D’autres, comme Jean-Pierre Rosenczveig, se montrent plus favorables à cette proposition de « repérage précoce » et veulent éviter un procès d’intention. Si les travaux de l’Inserm ont en 2005 pollué le débat, « c’est bien d’abord de protection de l’enfance qu’il s’agit », défend le président du tribunal pour enfants de Bobigny. En somme, l’enjeu est de distinguer les moyens des finalités. « On peut parfois tenir deux objectifs pour le prix d’un (les six milliards de l’aide sociale à l’enfance), à condition de pas violer l’un (la protection de l’enfance) par les impératifs de l’autre (la prévention de la délinquance). »

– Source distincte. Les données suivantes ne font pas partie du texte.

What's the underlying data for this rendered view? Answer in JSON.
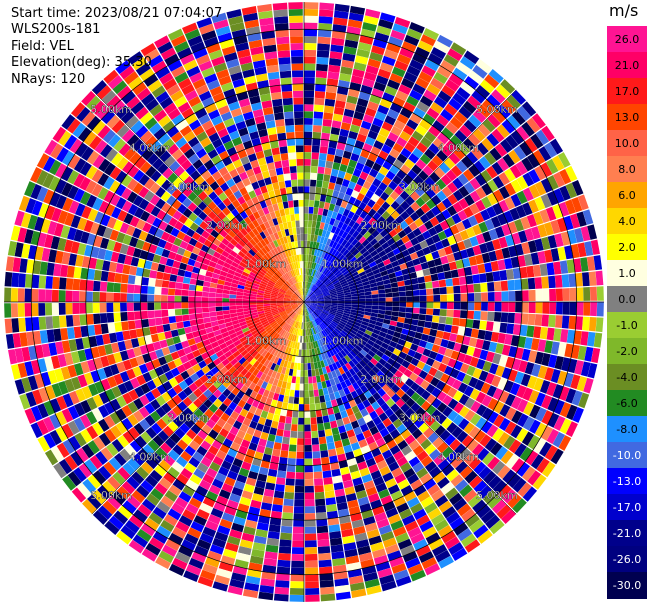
{
  "header": {
    "start_time": "Start time: 2023/08/21 07:04:07",
    "instrument": "WLS200s-181",
    "field": "Field: VEL",
    "elevation": "Elevation(deg): 35.30",
    "nrays": "NRays: 120"
  },
  "colorbar": {
    "unit": "m/s",
    "entries": [
      {
        "label": "26.0",
        "color": "#ff1493"
      },
      {
        "label": "21.0",
        "color": "#ff0066"
      },
      {
        "label": "17.0",
        "color": "#ff1a1a"
      },
      {
        "label": "13.0",
        "color": "#ff4500"
      },
      {
        "label": "10.0",
        "color": "#ff6347"
      },
      {
        "label": "8.0",
        "color": "#ff7f50"
      },
      {
        "label": "6.0",
        "color": "#ffa500"
      },
      {
        "label": "4.0",
        "color": "#ffd700"
      },
      {
        "label": "2.0",
        "color": "#ffff00"
      },
      {
        "label": "1.0",
        "color": "#ffffe0"
      },
      {
        "label": "0.0",
        "color": "#808080"
      },
      {
        "label": "-1.0",
        "color": "#9acd32"
      },
      {
        "label": "-2.0",
        "color": "#7fb82a"
      },
      {
        "label": "-4.0",
        "color": "#6b8e23"
      },
      {
        "label": "-6.0",
        "color": "#228b22"
      },
      {
        "label": "-8.0",
        "color": "#1e90ff"
      },
      {
        "label": "-10.0",
        "color": "#4169e1"
      },
      {
        "label": "-13.0",
        "color": "#0000ff"
      },
      {
        "label": "-17.0",
        "color": "#0000cd"
      },
      {
        "label": "-21.0",
        "color": "#00008b"
      },
      {
        "label": "-26.0",
        "color": "#000080"
      },
      {
        "label": "-30.0",
        "color": "#000050"
      }
    ]
  },
  "chart_data": {
    "type": "heatmap",
    "projection": "polar PPI",
    "field": "VEL",
    "unit": "m/s",
    "n_rays": 120,
    "range_ring_labels": [
      {
        "label": "1.00km",
        "range_km": 1.0
      },
      {
        "label": "2.00km",
        "range_km": 2.0
      },
      {
        "label": "3.00km",
        "range_km": 3.0
      },
      {
        "label": "4.00km",
        "range_km": 4.0
      },
      {
        "label": "5.00km",
        "range_km": 5.0
      }
    ],
    "max_range_km": 5.5,
    "velocity_pattern": {
      "positive_sector_azimuth_deg": [
        180,
        360
      ],
      "negative_sector_azimuth_deg": [
        0,
        180
      ],
      "inner_range_km": 1.8,
      "max_abs_velocity": 30.0
    },
    "color_scale": [
      "26.0",
      "21.0",
      "17.0",
      "13.0",
      "10.0",
      "8.0",
      "6.0",
      "4.0",
      "2.0",
      "1.0",
      "0.0",
      "-1.0",
      "-2.0",
      "-4.0",
      "-6.0",
      "-8.0",
      "-10.0",
      "-13.0",
      "-17.0",
      "-21.0",
      "-26.0",
      "-30.0"
    ]
  }
}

La partie consacrée à la prévention spécialisée n’échappe pas à cette ambiguïté. « Nous prenons acte de la volonté de donner une place à l’investissement humain et professionnel de la prévention spécialisée », commente Bernard Heckel, directeur du CNLAPS (Comité national de liaison des associations de prévention spécialisée). Reste que les termes du rapport suscitent tout de même des inquiétudes. Le secrétaire d’Etat à la justice juge ainsi que le métier d’éducateur de rue « demeure encore trop lié à la protection de l’enfance », ce qui nuirait à l’efficacité de son action ! En outre, « le rapport se réfère à une histoire de la prévention spécialisée pour le moins discutable », ajoute-t-il. Avec une vision étriquée de l’intervention des éducateurs, le document occulte de plus la dimension sociale de la prévention : « La prévention spécialisée, c’est aussi un travail de développement des ressources collectives des jeunes et des habitants, par ce qu’on appelle des “actions sur le milieu” », précise Bernard Heckel. Plus globalement, comme le souligne Laurent Mucchielli, le rapport « reste loin d’une analyse scientifique des causes de la délinquance et d’une évaluation objective des dispositifs existants ».
Le document a, en revanche, été bien accueilli par l’Association des maires des grandes villes de France. Les propositions pour « lutter contre le décrochage scolaire, prévenir les violences à l’école ou réaffirmer les valeurs de citoyenneté et de laïcité » vont dans le bon sens, se félicite l’organisation, « sous réserve de réponses en matière de financements et de gouvernance locale et nationale ». L’association appelle en ce sens « à un dialogue renouvelé entre l’Etat et les collectivités locales, sur la nécessaire clarification des compétences respectives dans le domaine de la sécurité et de la prévention ».